Os três maiores salões de moda infantil da Europa decorreram recentemente, com resultados diferentes. A Pitti Bimbo, realizada em Florença (Itália), não desmereceu o título de maior salão europeu deste competitivo sector. Os compradores da Europa do norte confirmaram uma vez mais o seu grande dinamismo, destacando-se uma forte presença de franceses, alemães e belgas, bem, tendo os americanos e os japoneses estado igualmente em força no salão florentino, que se realizou em Junho passado. Por seu lado, os compradores do sul da Europa (Grécia, Espanha e Portugal) registaram um decréscimo na participação. Entre os expositores presentes em Florença, destaque para a Cacharel, Chevignon e Naf-Naf, além das estreias da Quiksilver – habitual participante da Pitti Uomo – e das colecções infantis de Emanuel Ungaro e Christian Lacroix. A 55ª edição da Pitti Bimbo saldou-se assim por mais um assinalável sucesso. Quanto à Kind & Jugend, realizada em Colónia, na Alemanha, uma semana após o salão italiano, em Julho, teve um desempenho bem diferente. Com efeito, apesar da antecipação nas suas datas de realização e da presença de 170 marcas, este certame ressentiu-se da crise que o mercado de vestuário infantil atravessa actualmente na Alemanha.
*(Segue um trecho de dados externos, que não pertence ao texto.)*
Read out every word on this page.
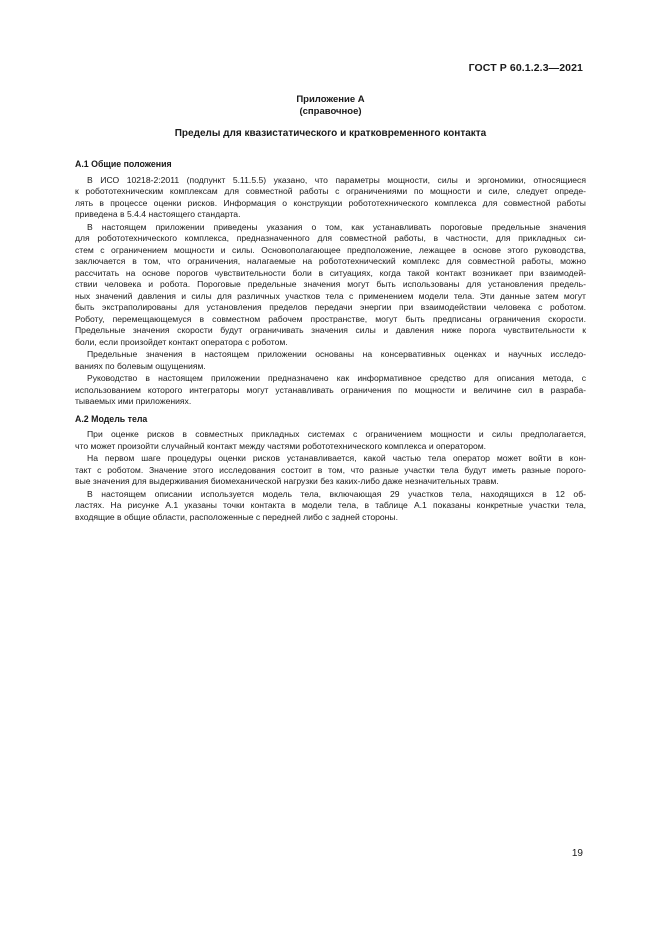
ГОСТ Р 60.1.2.3—2021
Приложение А
(справочное)
Пределы для квазистатического и кратковременного контакта
А.1 Общие положения

В ИСО 10218-2:2011 (подпункт 5.11.5.5) указано, что параметры мощности, силы и эргономики, относящиеся
к робототехническим комплексам для совместной работы с ограничениями по мощности и силе, следует опреде-
лять в процессе оценки рисков. Информация о конструкции робототехнического комплекса для совместной работы
приведена в 5.4.4 настоящего стандарта.

В настоящем приложении приведены указания о том, как устанавливать пороговые предельные значения
для робототехнического комплекса, предназначенного для совместной работы, в частности, для прикладных си-
стем с ограничением мощности и силы. Основополагающее предположение, лежащее в основе этого руководства,
заключается в том, что ограничения, налагаемые на робототехнический комплекс для совместной работы, можно
рассчитать на основе порогов чувствительности боли в ситуациях, когда такой контакт возникает при взаимодей-
ствии человека и робота. Пороговые предельные значения могут быть использованы для установления предель-
ных значений давления и силы для различных участков тела с применением модели тела. Эти данные затем могут
быть экстраполированы для установления пределов передачи энергии при взаимодействии человека с роботом.
Роботу, перемещающемуся в совместном рабочем пространстве, могут быть предписаны ограничения скорости.
Предельные значения скорости будут ограничивать значения силы и давления ниже порога чувствительности к
боли, если произойдет контакт оператора с роботом.

Предельные значения в настоящем приложении основаны на консервативных оценках и научных исследо-
ваниях по болевым ощущениям.

Руководство в настоящем приложении предназначено как информативное средство для описания метода, с
использованием которого интеграторы могут устанавливать ограничения по мощности и величине сил в разраба-
тываемых ими приложениях.

А.2 Модель тела

При оценке рисков в совместных прикладных системах с ограничением мощности и силы предполагается,
что может произойти случайный контакт между частями робототехнического комплекса и оператором.

На первом шаге процедуры оценки рисков устанавливается, какой частью тела оператор может войти в кон-
такт с роботом. Значение этого исследования состоит в том, что разные участки тела будут иметь разные порого-
вые значения для выдерживания биомеханической нагрузки без каких-либо даже незначительных травм.

В настоящем описании используется модель тела, включающая 29 участков тела, находящихся в 12 об-
ластях. На рисунке А.1 указаны точки контакта в модели тела, в таблице А.1 показаны конкретные участки тела,
входящие в общие области, расположенные с передней либо с задней стороны.

19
Sinal claro desta recessão é o forte decréscimo no volume das encomendas para a estação Verão 2003, que segundo alguns especialistas atingirá os 84%. Ainda assim, os compradores alemães e russos marcaram forte presença nesta feira, que decorreu durante três dias no parque de exposições da Köln Messe. Por último, a Fimi, que decorreu entre 5 e 7 de Julho em Valência, Espanha, obteve um desempenho positivo. Com 316 expositores (mais 20 que no ano transacto) e 8.000 visitantes (mais 300 que em 2001), o salão espanhol confirmou desta forma o seu importante lugar no sector da moda para criança, dando assim um sinal positivo numa altura em que alguns dos seus congéneres atravessam dificuldades e tendem a escassear. No entanto, a Fimi continua a ser um certame essencialmente local, uma vez que apenas 3% dos expositores presentes são estrangeiros e as grandes marcas internacionais continuam ausentes de Valência. A maioria dos seus visitantes vem de Madrid, Barcelona e Murcia, contando igualmente com vários compradores franceses.